I understood the urge to whisper even though we were alone. It was a somber place, and despite the wind whispering through the nearby pines, the lake remained smooth as glass.

“The Warden guards this place well,” I agreed. “Not once has an Olden set foot here without permission.”

Gareth turned around slowly, his tired green eyes cataloging everything. “It looks exactly like the images we’ve constructed from our studies of the crown and the egg. I’m baffled that your searches here haven’t turned up any signs of an anchor.”

“Your team should conduct a search, confirm it for yourselves. I suppose it’s possible we’ve missed something during the twenty times we’ve scoured this place from treetop to lake bed.”

“But unlikely.”

“Unlikely,” I agreed.

“Does it have a name?
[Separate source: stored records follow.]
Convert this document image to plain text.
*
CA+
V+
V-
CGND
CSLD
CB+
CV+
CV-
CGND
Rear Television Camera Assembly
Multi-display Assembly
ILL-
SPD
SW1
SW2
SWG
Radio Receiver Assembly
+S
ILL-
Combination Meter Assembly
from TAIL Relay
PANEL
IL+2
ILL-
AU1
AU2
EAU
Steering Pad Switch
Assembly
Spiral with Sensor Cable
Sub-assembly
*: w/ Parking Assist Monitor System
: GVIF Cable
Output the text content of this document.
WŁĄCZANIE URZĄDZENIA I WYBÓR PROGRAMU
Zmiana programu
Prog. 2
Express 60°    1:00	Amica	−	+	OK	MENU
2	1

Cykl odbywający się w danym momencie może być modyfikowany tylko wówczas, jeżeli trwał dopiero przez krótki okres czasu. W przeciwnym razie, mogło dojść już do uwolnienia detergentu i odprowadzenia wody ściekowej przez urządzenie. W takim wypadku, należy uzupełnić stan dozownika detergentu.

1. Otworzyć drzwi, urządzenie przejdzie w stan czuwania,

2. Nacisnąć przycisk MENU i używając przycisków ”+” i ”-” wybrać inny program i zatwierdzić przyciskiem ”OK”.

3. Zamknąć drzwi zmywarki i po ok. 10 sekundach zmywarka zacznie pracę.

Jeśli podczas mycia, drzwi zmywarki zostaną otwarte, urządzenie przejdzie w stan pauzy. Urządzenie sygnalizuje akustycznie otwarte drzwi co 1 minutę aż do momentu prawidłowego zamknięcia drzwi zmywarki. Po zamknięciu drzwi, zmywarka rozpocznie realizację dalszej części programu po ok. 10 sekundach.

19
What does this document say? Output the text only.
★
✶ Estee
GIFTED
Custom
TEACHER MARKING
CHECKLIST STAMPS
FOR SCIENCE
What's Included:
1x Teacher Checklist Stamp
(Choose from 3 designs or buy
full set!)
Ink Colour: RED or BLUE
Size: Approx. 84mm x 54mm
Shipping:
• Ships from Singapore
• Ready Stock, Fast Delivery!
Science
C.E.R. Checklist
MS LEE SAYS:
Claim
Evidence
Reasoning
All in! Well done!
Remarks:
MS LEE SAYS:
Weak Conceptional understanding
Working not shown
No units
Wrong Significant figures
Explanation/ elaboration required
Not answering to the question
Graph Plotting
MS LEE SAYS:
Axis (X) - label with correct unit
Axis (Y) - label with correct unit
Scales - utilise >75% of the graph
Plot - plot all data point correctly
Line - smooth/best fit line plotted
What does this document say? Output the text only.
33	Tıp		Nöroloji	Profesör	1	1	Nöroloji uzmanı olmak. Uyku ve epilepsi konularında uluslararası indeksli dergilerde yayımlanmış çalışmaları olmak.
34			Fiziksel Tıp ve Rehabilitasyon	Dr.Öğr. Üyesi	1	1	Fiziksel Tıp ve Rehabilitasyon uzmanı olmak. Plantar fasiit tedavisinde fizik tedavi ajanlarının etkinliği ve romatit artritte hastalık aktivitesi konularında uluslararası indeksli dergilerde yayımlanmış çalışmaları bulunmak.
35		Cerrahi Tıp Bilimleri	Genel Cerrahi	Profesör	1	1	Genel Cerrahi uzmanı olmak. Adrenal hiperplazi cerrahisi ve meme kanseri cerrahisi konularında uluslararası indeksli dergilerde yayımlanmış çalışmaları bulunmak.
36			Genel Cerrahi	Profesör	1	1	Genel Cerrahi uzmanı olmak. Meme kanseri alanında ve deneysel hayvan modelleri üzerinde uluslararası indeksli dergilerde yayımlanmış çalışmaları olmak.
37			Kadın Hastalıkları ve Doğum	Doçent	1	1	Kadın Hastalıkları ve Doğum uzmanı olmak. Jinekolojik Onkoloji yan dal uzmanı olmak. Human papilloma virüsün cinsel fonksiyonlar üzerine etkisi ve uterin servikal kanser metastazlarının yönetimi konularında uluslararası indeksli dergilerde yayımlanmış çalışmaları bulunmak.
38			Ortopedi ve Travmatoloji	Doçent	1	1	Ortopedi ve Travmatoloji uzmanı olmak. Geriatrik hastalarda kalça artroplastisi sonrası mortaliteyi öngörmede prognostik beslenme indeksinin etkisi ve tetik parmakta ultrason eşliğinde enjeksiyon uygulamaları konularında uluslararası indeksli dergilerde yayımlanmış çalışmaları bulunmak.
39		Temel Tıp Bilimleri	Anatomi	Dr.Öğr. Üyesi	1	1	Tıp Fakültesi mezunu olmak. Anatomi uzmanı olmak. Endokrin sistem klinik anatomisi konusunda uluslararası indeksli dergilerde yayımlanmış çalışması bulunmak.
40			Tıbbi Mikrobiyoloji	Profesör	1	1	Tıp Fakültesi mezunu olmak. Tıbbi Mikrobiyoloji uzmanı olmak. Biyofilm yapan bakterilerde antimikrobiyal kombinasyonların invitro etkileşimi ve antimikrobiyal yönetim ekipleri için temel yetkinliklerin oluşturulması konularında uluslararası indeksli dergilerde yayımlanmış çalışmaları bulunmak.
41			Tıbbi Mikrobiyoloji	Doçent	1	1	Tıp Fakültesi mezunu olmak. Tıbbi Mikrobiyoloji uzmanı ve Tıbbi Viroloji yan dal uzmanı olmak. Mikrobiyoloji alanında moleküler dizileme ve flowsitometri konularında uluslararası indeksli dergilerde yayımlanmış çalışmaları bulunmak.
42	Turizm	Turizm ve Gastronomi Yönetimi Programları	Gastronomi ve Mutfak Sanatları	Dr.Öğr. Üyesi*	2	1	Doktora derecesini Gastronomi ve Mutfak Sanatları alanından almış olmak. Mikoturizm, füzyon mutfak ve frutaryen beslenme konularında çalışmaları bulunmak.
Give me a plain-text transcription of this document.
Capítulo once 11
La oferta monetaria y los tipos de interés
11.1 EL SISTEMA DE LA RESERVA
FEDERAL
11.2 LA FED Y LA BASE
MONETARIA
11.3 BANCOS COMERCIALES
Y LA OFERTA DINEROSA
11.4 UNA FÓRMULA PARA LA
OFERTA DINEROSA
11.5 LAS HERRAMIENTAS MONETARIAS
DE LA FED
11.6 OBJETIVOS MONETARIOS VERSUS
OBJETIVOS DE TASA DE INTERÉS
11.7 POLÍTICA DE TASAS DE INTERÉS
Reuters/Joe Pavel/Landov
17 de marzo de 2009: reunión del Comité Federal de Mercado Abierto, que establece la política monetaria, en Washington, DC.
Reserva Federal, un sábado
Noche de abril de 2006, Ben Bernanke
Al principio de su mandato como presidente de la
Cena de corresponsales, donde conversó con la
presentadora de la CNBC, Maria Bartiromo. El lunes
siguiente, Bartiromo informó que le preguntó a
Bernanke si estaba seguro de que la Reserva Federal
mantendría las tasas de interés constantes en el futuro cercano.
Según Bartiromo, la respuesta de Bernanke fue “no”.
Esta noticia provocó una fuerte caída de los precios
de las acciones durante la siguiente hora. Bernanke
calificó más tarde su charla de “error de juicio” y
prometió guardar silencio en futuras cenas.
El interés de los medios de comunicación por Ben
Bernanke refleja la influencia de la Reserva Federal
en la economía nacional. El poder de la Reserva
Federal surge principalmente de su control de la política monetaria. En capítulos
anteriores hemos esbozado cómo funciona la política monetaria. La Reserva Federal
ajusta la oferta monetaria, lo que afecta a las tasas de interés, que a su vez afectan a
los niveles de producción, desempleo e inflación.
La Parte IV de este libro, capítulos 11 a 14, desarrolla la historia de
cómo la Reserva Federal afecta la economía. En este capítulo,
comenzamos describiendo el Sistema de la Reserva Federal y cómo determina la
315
The lake?”

“Voroth. But we never call it that. It’s only ever ‘the lake.’”

“And your trials were here, in this very spot?”

“Twelve years ago.”

“Ten-year-old Mara.” He smiled sadly. “I wish I’d known you when we were children. By the time I met Farrin, you were gone.”

Over the years, I’d gotten very good at ignoring the twinge in my heart that came with remembering my childhood. But here on the shores of this lake, everything hurt more than it should have. I breathed long and slow, smoothing over the sharp ache.

“Older Roses woke us in the middle of the night and brought us here,” I began, walking slowly along the shore. “We were still in our nightgowns. The Warden was waiting, and there was a bonfire, and many other Roses, all of them in masks. The games began immediately.”

Gareth walked quietly beside me. “Were you afraid?”